Cavernous sinus syndrome (CSS)
The pituitary gland is located in a fossa between the two cavernous sinuses. Pituitary tumors, as they grow, can expand towards and later compress the cavernous sinus. This can lead to cavernous sinus syndrome, which is characterized by ophthalmoplegia (paralysis of CN III, IV, VI), loss of sensation in the region of ophthalmic and maxillary nerves as well as Horner’s syndrome due to compression of the sympathetic plexus around the internal carotid artery.
CSS can also be caused by tumors extending from the nasopharynx, pituitary or metastasis or even following CST.
Carotico-cavernous fistula (CCF)
This is formed due to an unnatural direct communication between the cavernous sinus and the ICA traversing through it. This direct fistula is formed due to either trauma or rupture of an aneurysm.
Arterial dissection, collagen vascular diseases like Ehler Danlos, and fibromuscular dysplasia could also be causes of CCF.
Patients may present amongst other symptoms with pulsatile proptosis, orbital congestion, chemosis, corneal exposure, diplopia, paralysis of CN III, IV, VI and retinopathy.
CT angiography is the test of choice.
Usually, these fistulae resolve spontaneously.

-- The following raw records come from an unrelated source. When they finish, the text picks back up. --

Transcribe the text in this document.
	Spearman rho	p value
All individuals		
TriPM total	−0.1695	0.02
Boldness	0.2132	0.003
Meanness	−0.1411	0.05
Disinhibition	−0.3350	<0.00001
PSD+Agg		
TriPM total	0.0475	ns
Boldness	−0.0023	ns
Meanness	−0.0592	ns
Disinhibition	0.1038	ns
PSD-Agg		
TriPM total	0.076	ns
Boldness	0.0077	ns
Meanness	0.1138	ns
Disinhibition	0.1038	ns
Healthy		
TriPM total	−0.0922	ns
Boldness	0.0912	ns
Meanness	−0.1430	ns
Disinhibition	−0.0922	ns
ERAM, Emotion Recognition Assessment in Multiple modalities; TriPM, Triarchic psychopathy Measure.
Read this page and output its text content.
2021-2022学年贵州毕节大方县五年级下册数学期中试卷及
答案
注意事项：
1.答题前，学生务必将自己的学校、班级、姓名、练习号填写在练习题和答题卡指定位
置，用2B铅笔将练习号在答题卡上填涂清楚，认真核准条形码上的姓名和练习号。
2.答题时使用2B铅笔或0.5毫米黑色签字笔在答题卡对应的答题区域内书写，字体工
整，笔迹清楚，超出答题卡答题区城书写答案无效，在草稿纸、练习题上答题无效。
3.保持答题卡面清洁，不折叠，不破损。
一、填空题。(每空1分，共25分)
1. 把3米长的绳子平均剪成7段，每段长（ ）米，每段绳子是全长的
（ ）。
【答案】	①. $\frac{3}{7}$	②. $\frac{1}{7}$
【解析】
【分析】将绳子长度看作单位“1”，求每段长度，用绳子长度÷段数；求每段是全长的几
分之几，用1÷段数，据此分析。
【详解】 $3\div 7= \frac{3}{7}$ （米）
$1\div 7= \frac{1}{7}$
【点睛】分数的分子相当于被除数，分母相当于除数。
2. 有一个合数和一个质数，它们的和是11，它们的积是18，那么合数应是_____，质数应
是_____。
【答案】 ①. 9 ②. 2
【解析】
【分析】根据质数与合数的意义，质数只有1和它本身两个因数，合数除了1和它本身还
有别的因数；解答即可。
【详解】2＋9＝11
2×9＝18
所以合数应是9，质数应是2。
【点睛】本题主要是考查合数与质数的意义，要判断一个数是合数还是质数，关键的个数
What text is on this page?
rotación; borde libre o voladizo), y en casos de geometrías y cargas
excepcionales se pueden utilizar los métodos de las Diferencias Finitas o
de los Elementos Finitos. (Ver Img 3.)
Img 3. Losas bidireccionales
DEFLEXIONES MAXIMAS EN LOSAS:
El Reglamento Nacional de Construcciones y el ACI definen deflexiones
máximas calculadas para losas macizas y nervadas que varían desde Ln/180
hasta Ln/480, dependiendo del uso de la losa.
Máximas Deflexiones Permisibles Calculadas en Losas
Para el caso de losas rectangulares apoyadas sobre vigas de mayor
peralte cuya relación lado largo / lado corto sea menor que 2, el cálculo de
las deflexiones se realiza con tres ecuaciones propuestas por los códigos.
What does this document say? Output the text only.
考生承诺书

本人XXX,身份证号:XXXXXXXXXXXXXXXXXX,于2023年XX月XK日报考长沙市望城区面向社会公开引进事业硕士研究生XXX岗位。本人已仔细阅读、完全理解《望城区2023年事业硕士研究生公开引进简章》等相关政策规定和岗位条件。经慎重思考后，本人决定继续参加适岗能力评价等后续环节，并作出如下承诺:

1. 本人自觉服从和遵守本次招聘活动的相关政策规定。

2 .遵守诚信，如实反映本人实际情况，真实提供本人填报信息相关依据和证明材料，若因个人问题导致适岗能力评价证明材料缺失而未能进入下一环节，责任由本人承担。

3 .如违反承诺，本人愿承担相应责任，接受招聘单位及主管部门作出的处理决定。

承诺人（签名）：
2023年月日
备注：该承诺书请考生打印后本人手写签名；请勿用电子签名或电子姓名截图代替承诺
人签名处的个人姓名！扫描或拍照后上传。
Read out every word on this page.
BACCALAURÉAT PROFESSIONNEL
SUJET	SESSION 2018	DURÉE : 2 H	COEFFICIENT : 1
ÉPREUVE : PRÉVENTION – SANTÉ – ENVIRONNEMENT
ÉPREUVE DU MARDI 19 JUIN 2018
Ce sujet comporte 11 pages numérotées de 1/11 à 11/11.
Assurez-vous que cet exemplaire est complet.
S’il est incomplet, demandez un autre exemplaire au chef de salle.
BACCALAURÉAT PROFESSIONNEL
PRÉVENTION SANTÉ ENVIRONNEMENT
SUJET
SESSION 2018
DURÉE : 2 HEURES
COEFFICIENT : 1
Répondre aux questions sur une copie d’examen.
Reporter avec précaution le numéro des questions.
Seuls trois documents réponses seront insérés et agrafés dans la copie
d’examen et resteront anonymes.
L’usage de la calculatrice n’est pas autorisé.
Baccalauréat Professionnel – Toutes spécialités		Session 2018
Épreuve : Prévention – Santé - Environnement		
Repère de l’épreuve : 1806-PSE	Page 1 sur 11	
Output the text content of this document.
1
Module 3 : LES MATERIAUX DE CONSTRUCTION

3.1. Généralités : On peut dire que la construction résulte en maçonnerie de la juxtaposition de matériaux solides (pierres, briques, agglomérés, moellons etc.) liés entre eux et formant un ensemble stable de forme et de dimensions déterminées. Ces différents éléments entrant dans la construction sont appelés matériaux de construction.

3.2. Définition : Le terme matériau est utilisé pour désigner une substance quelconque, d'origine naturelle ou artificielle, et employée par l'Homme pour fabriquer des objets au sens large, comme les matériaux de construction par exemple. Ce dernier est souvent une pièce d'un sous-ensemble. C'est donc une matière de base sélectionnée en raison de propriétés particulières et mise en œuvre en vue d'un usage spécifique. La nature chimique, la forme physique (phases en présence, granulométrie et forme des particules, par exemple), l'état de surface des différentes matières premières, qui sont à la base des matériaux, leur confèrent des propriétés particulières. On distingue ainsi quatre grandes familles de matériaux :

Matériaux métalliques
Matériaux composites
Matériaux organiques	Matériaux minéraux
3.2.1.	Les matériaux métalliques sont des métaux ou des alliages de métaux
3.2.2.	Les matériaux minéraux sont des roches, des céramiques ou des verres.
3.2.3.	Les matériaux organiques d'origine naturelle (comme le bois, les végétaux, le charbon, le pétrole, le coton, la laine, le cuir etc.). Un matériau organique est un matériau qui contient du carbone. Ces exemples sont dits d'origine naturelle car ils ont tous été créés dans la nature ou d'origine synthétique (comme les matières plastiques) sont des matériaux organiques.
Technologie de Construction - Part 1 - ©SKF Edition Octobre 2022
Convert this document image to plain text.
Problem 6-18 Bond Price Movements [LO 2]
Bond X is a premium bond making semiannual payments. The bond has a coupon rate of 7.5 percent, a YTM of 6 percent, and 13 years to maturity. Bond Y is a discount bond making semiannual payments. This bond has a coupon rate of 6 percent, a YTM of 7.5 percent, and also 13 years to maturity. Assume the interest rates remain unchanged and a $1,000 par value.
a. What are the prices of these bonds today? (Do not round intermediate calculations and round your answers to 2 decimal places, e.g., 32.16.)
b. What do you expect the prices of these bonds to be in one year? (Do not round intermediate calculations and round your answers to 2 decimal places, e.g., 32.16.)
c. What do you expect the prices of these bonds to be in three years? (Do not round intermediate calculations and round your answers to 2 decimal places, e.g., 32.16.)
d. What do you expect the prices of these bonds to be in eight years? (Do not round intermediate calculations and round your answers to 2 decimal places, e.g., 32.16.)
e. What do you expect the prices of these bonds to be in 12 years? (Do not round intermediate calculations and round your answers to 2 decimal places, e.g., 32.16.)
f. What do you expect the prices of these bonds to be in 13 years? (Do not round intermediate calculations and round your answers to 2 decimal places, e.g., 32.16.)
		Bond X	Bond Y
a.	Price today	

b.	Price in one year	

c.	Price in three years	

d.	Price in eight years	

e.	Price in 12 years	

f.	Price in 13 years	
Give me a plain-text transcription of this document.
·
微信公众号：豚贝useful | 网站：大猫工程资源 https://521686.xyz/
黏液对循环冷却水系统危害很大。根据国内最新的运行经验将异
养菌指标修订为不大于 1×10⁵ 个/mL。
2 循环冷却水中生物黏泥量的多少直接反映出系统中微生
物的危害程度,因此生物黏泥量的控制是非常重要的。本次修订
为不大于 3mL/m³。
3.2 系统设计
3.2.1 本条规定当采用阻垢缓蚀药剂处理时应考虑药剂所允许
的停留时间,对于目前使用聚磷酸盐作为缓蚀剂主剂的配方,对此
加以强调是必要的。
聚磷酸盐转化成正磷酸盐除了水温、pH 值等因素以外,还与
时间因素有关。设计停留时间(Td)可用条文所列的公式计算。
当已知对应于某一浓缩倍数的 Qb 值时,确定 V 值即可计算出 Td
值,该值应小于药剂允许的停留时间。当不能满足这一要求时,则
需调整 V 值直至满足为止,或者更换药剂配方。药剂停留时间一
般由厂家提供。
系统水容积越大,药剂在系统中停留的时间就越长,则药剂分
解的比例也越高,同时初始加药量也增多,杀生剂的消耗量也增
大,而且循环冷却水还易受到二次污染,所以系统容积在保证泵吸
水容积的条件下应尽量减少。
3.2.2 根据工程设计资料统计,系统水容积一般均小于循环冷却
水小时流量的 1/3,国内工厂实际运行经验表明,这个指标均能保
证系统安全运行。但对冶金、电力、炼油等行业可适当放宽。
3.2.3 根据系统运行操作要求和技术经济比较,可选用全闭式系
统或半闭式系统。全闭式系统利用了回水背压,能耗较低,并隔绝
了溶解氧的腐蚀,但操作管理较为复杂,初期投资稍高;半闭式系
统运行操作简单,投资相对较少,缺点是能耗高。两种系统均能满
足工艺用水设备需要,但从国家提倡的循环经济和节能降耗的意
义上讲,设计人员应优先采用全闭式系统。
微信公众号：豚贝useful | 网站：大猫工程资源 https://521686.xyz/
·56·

Persistent symptomatic fistulae require treatment which consists of steroids in the acute phase to reduce edema followed by definitive surgery.
Endovascular approaches with obliteration of the fistula and restoration of arterial and venous flow leads to resolution of the fistula.
Triangular space near the cavernous sinus
Parkinson, in 1965, described a triangular space between the ophthalmic and trochlear nerves to approach lesions around the cavernous part of the ICA. With the advent of radiosurgery and endovascular surgery, this direct approach through the triangular space is rarely required.
If endovascular surgery or occlusion of carotico-cavernous fistula fails, then direct surgery through this triangular space may be necessary. Also in case of certain tumors like meningiomas, schwannomas, pituitary adenomas and chondromas, neurosurgeons may have to gain access to the tumors through this triangle.